Kresge has worked closely with the nonprofit organizations joining the front tiers of response in providing the vitally needed emergency funding to nonprofits and grassroot groups serving residents of Greater New Orleans. Particularly in communities with less access to resources, people will depend on immediate mutual aid – they  simply cannot wait for food and medication, access to healthcare, diapers, roof tarps, lodging, mucking and gutting, and COVID tests. And our partners in New Orleans have worked diligently over the last decade to ensure that the resources from federal agencies reach those in greatest need.

It’s a haunting deja vu to the urgency we felt after Katrina. On the one hand, as now, there was an urgency to provide emergency aid. On the other hand, however, there was an equally compelling sense of urgency to make a long-term commitment to the people of New Orleans themselves.  For more than a decade we have invested in climate mitigation, to be sure, but also in the city’s cultural and artistic fabric . . . in the development of neighborhood small businesses . . . in community organizing and capacity-building. . . in the human services ecology . . . in the public health system . . . in college access and success at the city’s historically black colleges and universities (HBCUs).

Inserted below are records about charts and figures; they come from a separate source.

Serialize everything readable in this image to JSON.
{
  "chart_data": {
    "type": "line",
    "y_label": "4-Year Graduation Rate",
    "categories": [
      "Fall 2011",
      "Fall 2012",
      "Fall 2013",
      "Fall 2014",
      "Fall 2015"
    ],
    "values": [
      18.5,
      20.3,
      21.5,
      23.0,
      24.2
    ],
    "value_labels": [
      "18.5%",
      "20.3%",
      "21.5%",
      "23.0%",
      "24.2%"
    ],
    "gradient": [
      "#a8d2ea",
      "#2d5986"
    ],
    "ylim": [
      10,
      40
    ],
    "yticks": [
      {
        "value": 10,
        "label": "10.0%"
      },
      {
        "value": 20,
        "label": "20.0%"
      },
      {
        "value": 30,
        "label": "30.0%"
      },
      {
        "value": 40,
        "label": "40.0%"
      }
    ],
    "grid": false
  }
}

After Ida, Kresge will be called to reaffirm those commitments to the city. We will.

In the near term, through Kresge’s American Cities Program, emergency grants will be provided to the Greater New Orleans Foundation and the Foundation for Louisiana to enable them to supplement their normal operations with essential relief services.

In the long term, our investments in New Orleans will be predicated on the two existential challenges of our time: climate change and racial equity. We understand that, unabated, climate change guarantees that storms like Ida will repeat, again and again. We will accordingly incorporate into every investment our Foundation makes an assessment of how it addresses the practices and policies of climate change mitigation and adaptation.

But we will also assess for every investment we make how it advances equity, opportunity and justice. In New Orleans, as in every city in America, how we answer that question will define how we realize our mission of contributing to a more just and humane world.